Quand’ebbe Mosè visti questi prodigi che gli era conceduto di mostrare acciocchè tutti credessero che Dio vuole libero il popolo suo; non s’acchetò, ma «Signore, vi prego», soggiunse: «io non son uomo d’ornate parole: e d’acchè mi avete parlato, sento che, dallo sgomento e dalla quantità delle cose che avrei a dire, ho la favella più che mai tarda». Disse il Signore a lui: «E chi diede all’uomo la lingua? chi creò il cieco e l’alluminato, chi se non io? Or va: e io t’insegnerò le cose da dire». Allora Mosè: «Vi prego, Signore, mandate chi deve essere mandato da voi». E forse accennava a quel Salvatore desiderato dalle genti, che i Patriarchi aspettavano, e avrebbe liberati da giogo più grave gli uomini tutti. Ma il Signore alle dubbietà di Mosè rispose:«Aronne, fratello tuo, è uomo che ha facile la parola. Ecco, e’ ti viene a rincontro; e si conforterà nel vederti. A lui parla tu, e poni nella sua bocca le mie parole; e io per voi parlerò: e vi mostrerò quel ch’abbiate a operare. Egli ragionerà in tuo nome al popolo; e sarà come la lingua tua: e tu a come debba adempiersi la mia volontà porrai mente».

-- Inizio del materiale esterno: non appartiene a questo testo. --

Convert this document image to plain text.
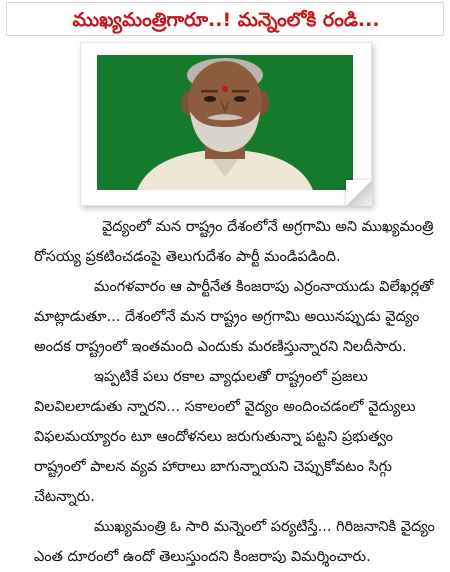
ముఖ్యమంత్రిగారూ..! మన్నెంలోకి రండి...

వైద్యంలో మన రాష్ట్రం దేశంలోనే అగ్రగామి అని ముఖ్యమంత్రి రోసయ్య ప్రకటించడంపై తెలుగుదేశం పార్టీ మండిపడింది.

మంగళవారం ఆ పార్టీనేత కింజరాపు ఎర్రంనాయుడు విలేఖర్లతో మాట్లాడుతూ... దేశంలోనే మన రాష్ట్రం అగ్రగామి అయినప్పుడు వైద్యం అందక రాష్ట్రంలో ఇంతమంది ఎందుకు మరణిస్తున్నారని నిలదీసారు.

ఇప్పటికే పలు రకాల వ్యాధులతో రాష్ట్రంలో ప్రజలు విలవిలలాడుతు న్నారని... సకాలంలో వైద్యం అందించడంలో వైద్యులు విఫలమయ్యారం టూ ఆందోళనలు జరుగుతున్నా పట్టని ప్రభుత్వం రాష్ట్రంలో పాలన వ్యవ హారాలు బాగున్నాయని చెప్పుకోవటం సిగ్గు చేటన్నారు.

ముఖ్యమంత్రి ఓ సారి మన్నెంలో పర్యటిస్తే... గిరిజనానికి వైద్యం ఎంత దూరంలో ఉందో తెలుస్తుందని కింజరాపు విమర్శించారు.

Udite queste parole, discese Mosè dal monte e aveva sempre negli orecchi la voce, e negli occhi la fiamma; e ogni pianta veduta scendendo da monte pareva che gli parlasse di Dio. Venne al suocero e gli disse: «Conviene ch’io me ne vada, ch’io ritorni a’ miei fratelli infelici in Egitto per vedere se campano, e come». E il suocero gli disse: «Va con la pace di Dio». Prese dunque Mosè la sua moglie e i due suoi figliuoli e si mise in via: la sua famigliuola a caval d’un asinello, egli a piedi, con in mano il bastone pastorale ch’egli aveva sul monte Orebbe. Con questo apparecchio ritornava questo povero sbandito per empiere di maraviglia e di sgomento i cortigiani e i sapienti e gli abitanti tutti dell’ampio regno d’Egitto: perchè piace a Dio eleggere i deboli per abbattere i forti, e donde men s’aspettava fa procedere la salute. Così de’ cenci d’un pezzente gettati sulla strada, si fa carta, e vi si scrivono parole che ammaestrano i savi, fanno tremare i cattivi, e rendono i buoni migliori.
Ad Aronne intanto il cuore diceva (così vuole Dio), che il fratello era già per venire. E gli andò a rincontro buono spazio di via e lo rincontrò nel sentiero della montagna e si baciarono. E Mosè espose ad Aronne i comandi da Dio ricevuti, e le promesse di fatti meravigliosi. E fecero insieme la strada ragionando degli antichi dolori e della speranza novella. E giunti in Egitto, radunarono segretamente tutti i seniori de’ figli d’Israello, siccome quelli che era da credere avessero e pe’ vincoli di famiglia più affetto alla patria, e per gli anni e per le faccende, maggiore senno. Espose Aronne le promesse che aveva Mosè ricevute da Dio: e i figli d’Israello dettero fede; e s’accorsero che Dio aveva misericordiosamente riguardato alla loro afflizione. E tutti commossi nell’anima, resero a Dio grazie di cuore.